Una semana después de que se conociera que la esposa del presidente del Gobierno, Begoña Gómez, se había relacionado con los responsables de la ‘trama Koldo-Ábalos-Sánchez’, la Fiscalía de Madrid ha tenido el detalle de presentar una denuncia contra Alberto González Amador, pareja de la presidenta madrileña Isabel Díaz Ayuso, y otras cuatro personas por presunto fraude en el impuesto de sociedades en los ejercicios 2020 y 2021 detectado en la Agencia Tributaria, que ascendería a 350.951,41 euros.

“¿De quién depende la Fiscalía? Pues ya está”, le dijo Sánchez, en plena euforia, a un periodista de Radio Nacional.

Cuando el nombre de la mujer de Sánchez saltó a los medios, los portavoces del Gobierno, del partido socialista y sus terminales del equipo de manipulación sincronizada; se mostraron escandalizados porque la familia de los políticos se viera implicada en asuntos que nada tienen que ver con la actividad pública de sus protagonistas políticos.

La portavoz del PSOE, ese unicornio transparente llamado Esther Peña, aseguraba que se debía a la “mala baba” de algunos periodistas y su “manía de nombrar a personas que no aparecen ni por activa ni por pasiva en ningún documento”.

Las informaciones de varios medios constataban que Begoña Gómez había mantenido reuniones con el comisionista del caso Koldo, Víctor de Aldama, y con el consejero de Globalia, Javier Hidalgo, el holding propietario de Air Europa, en plena negociación del rescate millonario de la compañía aérea en 2020.

No obstante, por mucho que esas relaciones estuvieran perfectamente documentadas, para Peña y demás voceros de la izquierda, esas relaciones eran sencillamente “coincidencias en ferias y congresos”.

Y publicar el nombre y referirse en esos términos a la señora de Sánchez suponía una prueba palmaria de que la ‘fachosfera’ no tenía escrúpulos, hasta el punto de atreverse a implicar a la familia en los turbios asuntos de sus parientes socialistas, los de las tramas infinitas, los del partido más corrupto de España y probablemente de Europa.

La denuncia contra el novio de Ayuso se refiere a hechos que podrían suponer delitos fiscales por conducta defraudadora, consistentes en reflejar en la declaración del Impuesto de Sociedades de una sociedad “gastos ficticios basados en facturas emitidas por diversas sociedades que no se corresponden con servicios realmente prestados”.

“Como resultado de dicha conducta, el contribuyente, conocedor de sus obligaciones tributarias, de forma consciente y voluntaria, ha presentado autoliquidaciones del Impuesto de Sociedades, por los periodos impositivos comprendidos en el año 2020 y 2021, no veraces, dejando de ingresar con su comportamiento fraudulento la cuantía, de 155.000 euros para el Impuesto de Sociedades del año 2020 y de 195.951,41 euros para el Impuesto de Sociedades del año 2021 en el Erario Público”, acusa el Ministerio Fiscal.

Es decir, una presunta trama de facturas falsas que funcionaba en los ejercicios 2020 y 2021, una época en que, mira por dónde, la presidenta madrileña no conocía al presunto, no era su pareja ni nada parecido, y, por tanto, se trata de unos hechos de los que la que hoy es su pareja ni tiene idea, ni nada parecido.
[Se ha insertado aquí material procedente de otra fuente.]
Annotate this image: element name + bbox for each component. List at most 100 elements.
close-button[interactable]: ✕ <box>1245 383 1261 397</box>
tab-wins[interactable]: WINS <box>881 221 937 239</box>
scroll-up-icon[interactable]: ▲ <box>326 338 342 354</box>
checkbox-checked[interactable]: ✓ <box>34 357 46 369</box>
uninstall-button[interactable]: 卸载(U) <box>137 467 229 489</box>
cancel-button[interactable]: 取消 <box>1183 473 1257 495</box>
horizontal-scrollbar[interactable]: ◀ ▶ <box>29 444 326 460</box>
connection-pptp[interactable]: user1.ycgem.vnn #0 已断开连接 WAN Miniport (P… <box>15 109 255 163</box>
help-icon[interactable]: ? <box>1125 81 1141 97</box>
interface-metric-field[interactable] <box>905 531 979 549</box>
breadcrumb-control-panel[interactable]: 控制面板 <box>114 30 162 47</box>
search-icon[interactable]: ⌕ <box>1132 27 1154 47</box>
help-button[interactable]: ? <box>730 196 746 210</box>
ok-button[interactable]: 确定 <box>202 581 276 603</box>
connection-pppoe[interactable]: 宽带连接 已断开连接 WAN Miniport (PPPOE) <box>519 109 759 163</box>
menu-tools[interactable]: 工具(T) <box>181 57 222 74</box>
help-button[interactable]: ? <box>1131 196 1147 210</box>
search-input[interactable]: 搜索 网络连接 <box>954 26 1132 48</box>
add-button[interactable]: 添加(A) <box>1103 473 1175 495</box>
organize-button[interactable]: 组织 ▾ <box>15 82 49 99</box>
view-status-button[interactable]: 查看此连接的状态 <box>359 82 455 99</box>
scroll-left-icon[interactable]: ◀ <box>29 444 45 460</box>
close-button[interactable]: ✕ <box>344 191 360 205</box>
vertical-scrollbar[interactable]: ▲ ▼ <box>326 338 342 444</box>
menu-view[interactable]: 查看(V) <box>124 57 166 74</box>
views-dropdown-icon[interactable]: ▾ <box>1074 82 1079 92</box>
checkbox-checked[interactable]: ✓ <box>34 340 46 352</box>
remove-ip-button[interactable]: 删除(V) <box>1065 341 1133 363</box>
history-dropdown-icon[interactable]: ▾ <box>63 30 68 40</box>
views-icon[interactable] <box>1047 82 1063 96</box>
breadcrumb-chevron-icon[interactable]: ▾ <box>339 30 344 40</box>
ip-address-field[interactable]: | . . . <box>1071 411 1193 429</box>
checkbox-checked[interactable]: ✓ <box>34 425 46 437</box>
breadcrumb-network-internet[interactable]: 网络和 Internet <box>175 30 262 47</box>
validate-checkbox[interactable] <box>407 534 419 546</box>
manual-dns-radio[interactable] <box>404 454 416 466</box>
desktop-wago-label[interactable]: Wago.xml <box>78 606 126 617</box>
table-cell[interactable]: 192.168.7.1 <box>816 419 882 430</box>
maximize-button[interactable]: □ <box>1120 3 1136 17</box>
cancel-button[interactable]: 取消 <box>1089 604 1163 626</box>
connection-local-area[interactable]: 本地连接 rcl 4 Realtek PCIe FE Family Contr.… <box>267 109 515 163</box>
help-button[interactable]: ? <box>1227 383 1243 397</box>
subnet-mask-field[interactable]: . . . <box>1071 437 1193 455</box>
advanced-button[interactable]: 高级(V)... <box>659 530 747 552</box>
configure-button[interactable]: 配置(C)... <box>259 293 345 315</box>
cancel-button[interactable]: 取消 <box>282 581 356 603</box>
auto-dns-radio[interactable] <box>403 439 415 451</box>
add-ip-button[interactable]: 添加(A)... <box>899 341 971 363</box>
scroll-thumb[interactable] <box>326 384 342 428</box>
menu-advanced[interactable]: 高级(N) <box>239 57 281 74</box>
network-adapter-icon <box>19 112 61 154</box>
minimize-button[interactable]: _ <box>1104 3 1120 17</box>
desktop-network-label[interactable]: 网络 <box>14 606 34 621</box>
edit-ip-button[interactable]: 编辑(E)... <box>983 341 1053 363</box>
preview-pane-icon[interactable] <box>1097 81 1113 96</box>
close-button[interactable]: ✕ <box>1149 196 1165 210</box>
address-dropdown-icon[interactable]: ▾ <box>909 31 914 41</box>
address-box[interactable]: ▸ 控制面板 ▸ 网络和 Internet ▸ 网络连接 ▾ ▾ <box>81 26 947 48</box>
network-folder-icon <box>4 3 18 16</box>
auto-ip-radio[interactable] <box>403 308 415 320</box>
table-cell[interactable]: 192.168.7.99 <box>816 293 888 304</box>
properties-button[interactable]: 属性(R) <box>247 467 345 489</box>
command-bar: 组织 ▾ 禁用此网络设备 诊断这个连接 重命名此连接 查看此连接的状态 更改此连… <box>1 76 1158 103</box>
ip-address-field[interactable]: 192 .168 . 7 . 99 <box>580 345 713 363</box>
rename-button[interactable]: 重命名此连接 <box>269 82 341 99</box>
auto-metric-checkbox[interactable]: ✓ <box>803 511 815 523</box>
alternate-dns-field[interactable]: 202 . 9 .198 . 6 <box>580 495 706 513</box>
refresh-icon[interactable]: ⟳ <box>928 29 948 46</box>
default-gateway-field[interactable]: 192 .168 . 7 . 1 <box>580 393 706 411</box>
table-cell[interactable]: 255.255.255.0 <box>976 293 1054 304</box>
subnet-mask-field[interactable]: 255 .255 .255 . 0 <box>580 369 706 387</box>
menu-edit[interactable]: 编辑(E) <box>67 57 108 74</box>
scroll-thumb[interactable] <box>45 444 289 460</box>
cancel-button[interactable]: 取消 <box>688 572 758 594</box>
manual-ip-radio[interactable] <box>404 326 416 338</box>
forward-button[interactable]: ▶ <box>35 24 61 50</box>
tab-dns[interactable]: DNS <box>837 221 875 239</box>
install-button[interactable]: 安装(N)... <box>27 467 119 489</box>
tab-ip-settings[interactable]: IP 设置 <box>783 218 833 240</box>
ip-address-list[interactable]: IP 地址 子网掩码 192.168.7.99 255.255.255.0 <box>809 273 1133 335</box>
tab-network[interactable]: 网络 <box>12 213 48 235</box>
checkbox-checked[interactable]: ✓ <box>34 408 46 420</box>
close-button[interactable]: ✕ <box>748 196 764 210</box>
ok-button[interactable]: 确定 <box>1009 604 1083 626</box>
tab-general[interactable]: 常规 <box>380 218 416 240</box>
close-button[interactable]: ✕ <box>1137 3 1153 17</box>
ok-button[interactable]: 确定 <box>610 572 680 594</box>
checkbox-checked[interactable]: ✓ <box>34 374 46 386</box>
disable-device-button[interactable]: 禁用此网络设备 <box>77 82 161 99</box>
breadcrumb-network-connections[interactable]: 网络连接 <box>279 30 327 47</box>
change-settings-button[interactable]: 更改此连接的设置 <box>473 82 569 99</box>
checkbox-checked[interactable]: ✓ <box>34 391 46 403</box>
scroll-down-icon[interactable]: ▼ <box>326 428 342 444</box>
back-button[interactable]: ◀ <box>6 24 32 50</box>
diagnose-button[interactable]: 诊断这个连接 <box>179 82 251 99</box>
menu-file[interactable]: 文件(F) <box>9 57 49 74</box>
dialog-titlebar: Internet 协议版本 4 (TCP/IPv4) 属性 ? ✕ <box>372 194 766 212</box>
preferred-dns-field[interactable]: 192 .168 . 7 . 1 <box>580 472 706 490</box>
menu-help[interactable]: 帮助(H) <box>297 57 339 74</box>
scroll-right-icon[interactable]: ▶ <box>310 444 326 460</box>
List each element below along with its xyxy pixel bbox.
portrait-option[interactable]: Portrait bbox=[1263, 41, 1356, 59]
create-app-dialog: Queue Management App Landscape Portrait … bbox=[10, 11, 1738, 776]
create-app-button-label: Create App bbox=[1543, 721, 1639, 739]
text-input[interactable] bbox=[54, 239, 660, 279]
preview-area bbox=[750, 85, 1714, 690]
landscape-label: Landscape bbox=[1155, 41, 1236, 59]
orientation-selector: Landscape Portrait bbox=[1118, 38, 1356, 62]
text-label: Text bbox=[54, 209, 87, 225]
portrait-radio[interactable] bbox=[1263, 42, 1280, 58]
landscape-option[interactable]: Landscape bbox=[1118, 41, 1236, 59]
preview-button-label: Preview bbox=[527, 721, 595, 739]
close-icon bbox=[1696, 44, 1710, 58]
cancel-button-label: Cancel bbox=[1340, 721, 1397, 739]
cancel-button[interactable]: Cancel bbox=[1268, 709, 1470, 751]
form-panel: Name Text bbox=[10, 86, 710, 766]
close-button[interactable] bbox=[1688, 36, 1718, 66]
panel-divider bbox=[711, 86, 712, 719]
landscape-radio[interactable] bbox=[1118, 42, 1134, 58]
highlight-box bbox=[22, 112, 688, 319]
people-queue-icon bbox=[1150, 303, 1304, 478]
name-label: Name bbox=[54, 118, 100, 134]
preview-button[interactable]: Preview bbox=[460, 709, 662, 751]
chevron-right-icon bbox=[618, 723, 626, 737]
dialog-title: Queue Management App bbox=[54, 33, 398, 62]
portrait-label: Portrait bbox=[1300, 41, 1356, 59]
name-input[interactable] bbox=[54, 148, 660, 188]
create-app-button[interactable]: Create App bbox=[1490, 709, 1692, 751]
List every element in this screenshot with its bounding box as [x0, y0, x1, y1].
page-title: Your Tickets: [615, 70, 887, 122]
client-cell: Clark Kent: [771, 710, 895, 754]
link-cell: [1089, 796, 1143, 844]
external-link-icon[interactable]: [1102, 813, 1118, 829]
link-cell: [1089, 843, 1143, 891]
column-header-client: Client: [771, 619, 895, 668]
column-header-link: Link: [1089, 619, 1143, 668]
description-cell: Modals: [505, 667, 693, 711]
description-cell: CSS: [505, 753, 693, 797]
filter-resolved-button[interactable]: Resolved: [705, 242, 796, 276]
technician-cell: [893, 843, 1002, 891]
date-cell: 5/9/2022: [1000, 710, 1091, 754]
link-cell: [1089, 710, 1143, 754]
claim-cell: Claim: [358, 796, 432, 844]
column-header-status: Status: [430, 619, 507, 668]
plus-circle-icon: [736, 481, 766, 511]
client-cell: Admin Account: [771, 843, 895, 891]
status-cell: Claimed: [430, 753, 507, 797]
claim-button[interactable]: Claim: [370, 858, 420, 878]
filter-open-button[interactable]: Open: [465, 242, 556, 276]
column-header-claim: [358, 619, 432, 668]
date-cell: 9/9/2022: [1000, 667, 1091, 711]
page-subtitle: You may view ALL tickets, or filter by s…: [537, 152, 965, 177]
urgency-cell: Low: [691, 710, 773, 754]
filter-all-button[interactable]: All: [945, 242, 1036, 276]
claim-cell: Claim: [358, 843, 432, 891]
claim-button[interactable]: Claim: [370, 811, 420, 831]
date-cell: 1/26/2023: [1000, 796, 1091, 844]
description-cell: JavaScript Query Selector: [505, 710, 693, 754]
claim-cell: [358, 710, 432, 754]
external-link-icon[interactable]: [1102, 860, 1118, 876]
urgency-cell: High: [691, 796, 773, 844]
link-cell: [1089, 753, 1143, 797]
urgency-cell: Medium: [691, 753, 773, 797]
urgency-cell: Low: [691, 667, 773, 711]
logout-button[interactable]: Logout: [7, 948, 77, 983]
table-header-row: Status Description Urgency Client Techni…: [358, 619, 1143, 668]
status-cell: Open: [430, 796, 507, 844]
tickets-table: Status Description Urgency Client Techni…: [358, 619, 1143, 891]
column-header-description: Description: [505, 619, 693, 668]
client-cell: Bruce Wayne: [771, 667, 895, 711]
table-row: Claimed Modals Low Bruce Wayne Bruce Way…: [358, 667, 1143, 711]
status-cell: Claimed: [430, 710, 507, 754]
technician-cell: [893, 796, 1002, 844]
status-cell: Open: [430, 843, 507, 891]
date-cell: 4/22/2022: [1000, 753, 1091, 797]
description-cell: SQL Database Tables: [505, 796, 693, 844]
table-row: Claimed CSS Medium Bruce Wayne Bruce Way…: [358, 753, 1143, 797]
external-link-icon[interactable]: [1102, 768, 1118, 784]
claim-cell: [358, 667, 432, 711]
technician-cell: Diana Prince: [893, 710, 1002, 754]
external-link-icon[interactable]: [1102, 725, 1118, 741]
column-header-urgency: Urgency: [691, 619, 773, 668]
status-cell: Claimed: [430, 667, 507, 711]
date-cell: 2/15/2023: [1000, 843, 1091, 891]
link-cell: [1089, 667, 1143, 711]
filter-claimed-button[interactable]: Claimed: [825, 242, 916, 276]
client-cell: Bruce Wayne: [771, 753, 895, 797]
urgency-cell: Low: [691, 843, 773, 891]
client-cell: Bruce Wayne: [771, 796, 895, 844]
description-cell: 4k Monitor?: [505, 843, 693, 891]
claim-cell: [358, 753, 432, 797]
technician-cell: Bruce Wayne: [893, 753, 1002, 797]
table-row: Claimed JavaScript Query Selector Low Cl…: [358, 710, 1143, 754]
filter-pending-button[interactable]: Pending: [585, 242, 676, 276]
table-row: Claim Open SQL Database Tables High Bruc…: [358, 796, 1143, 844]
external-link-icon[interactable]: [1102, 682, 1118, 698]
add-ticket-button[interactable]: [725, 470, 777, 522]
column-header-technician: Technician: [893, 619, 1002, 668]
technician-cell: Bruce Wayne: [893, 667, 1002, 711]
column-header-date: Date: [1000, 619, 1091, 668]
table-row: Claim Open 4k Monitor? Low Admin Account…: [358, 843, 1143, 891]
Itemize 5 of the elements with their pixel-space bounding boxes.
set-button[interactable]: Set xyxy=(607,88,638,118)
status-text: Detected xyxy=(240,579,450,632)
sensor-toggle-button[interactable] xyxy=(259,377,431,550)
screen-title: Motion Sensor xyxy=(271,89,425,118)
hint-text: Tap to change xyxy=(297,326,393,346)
Algo que cualquiera que tenga pareja, es decir, cualquiera, sabe.

A Isabel Díaz Ayuso se le exige que dé explicaciones por las cosas que pudo haber hecho su novio en la época en que no lo conocía.

La izquierda entera, la política y la mediática, ha sumado estas acusaciones a las que ya vienen siendo un clásico, es decir, las referidas a su hermano, sobre cuestiones que ninguna instancia judicial, ni los jueces en España ni la Fiscalía europea nunca tomaron en cuenta.

Y, mientras, al presidente del Gobierno se le libera de cualquier relación con su cónyuge, que se reunía con los que recibían dinero público para resolver sus quiebras, gracias a decisiones que tomaba el Consejo de Ministros que presidía ese mismo presidente.